There is also a similar development under way in our existing power stations, namely the co-firing of biomass and traditional fuels such as coal. Changes in how biomass can be fired in power stations will lead, in my view to a very substantial increase in solid biomass being used I n this way -and this is not just waste wood, but many other residues largely imported that can be fired - coconut shell residues from Africa, olive waste from southern Europe palm residues from the far east sewage sludge and waste derived fuel from the UK and elsewhere, all capable of being co-fired at a much lower carbon output than coal.  The market for co-firing products is potentially enormous, when we consider that only a few percent of power station fuel is co-firing material currently, and is targeted, up to 25% can be co-fired in the future.

And that comparison of where we are and where we might be brings me back to biofuels.

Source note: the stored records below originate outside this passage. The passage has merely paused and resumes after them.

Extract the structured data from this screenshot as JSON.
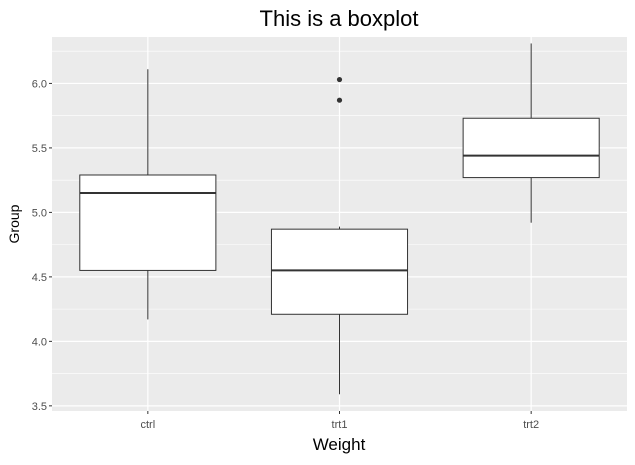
{
  "chart_data": {
    "type": "boxplot",
    "title": "This is a boxplot",
    "xlabel": "Weight",
    "ylabel": "Group",
    "categories": [
      "ctrl",
      "trt1",
      "trt2"
    ],
    "ylim": [
      3.46,
      6.36
    ],
    "yticks": [
      3.5,
      4.0,
      4.5,
      5.0,
      5.5,
      6.0
    ],
    "ytick_labels": [
      "3.5",
      "4.0",
      "4.5",
      "5.0",
      "5.5",
      "6.0"
    ],
    "boxes": [
      {
        "category": "ctrl",
        "whisker_low": 4.17,
        "q1": 4.55,
        "median": 5.15,
        "q3": 5.29,
        "whisker_high": 6.11,
        "outliers": []
      },
      {
        "category": "trt1",
        "whisker_low": 3.59,
        "q1": 4.21,
        "median": 4.55,
        "q3": 4.87,
        "whisker_high": 4.89,
        "outliers": [
          5.87,
          6.03
        ]
      },
      {
        "category": "trt2",
        "whisker_low": 4.92,
        "q1": 5.27,
        "median": 5.44,
        "q3": 5.73,
        "whisker_high": 6.31,
        "outliers": []
      }
    ],
    "grid": true,
    "panel_color": "#ebebeb",
    "grid_color": "#ffffff",
    "box_fill": "#ffffff",
    "line_color": "#333333"
  }
}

Because the change of a 5% biofuels target for 2010 to 2013 sounds like a substantial change.  It is in terms of the pace at which biofuels demand is pulled forward, but it isn’t in terms of where we are now and what we will need to be producing or importing over the next few years.

The figures for where we are now, or were before the RTFO came in, and where we will be by 2013 are in fact startling.

In 2006  we consumed  0.05 million tonnes of oil equivalent  in bio ethanol, or 0.2% of total transport fuel sales, and 0,14 million tonnes of oil equivalent in bio diesel, or 0.3% of total transport fuel sales. By 2013, even on the revised targets, transport in the UK will require 0.68 mtoes of bio ethanol, and 1,1 mtoe of bio diesel. The percentage increases that these figures represent are so large as to be almost meaningless, but I hope you get the picture. Some of these requirements will be home grown, much will be imported. Clearly there will have to be action to regulate the sustainability of what will be imported, and already there is an investigation under way at EU level of dodges such a splash and dash.  Whatever happens, we can say for certain that there will be an enormous transport requirement for liquid biofuels, in addition to the transport implications of the increase in heat and power generation and co-firing by solid biomass biofuels.

So the futures bright for biofuels. It is not a panacea for all the ills of carbon emissions, and nor is it, on the other hand a bogey fuel that will strip the world its fertile land and food supply. It is a contribution to the decarbonisation of our energy supply.  And bearing in mind that we are , with the Climate Change Bill also now going through Parliament, committing the UK to a cut in carbon emissions of at least 60%, more like 80% by 2050, all contributions will be urgently needed. Biofuels will therefore come of age in this process, fairly rapidly, I believe. There will be no resiling from quotas, although they may change, and there will be no return to energy generation using oil and coal, and in the longer term even gas.

And yes, we will need to maintain vigilance about the balance between sustainability and conservation - there will be debates about the use of swathes of land for oilseed rape, and in other parts of the world, on palm oil, or whether jatropha trees really thrive on marginal soil in the way they are supposed to. But I have to say, we cannot have a low carbon economy and have the world just as it was, and yes, if we look back thirty five years we have changed our energy economy over that period from being almost wholly dependent on coal, to being only residually dependent on it - a huge change for industry, for our infrastructure, and all that goes with it. We will have to change to a predominantly renewable fuelled economy over the next thirty five years, and it is inconceivable that biofuels will not be a very substantial part of it. In short, the child will learn to ride the bike, and we will be proud that it has.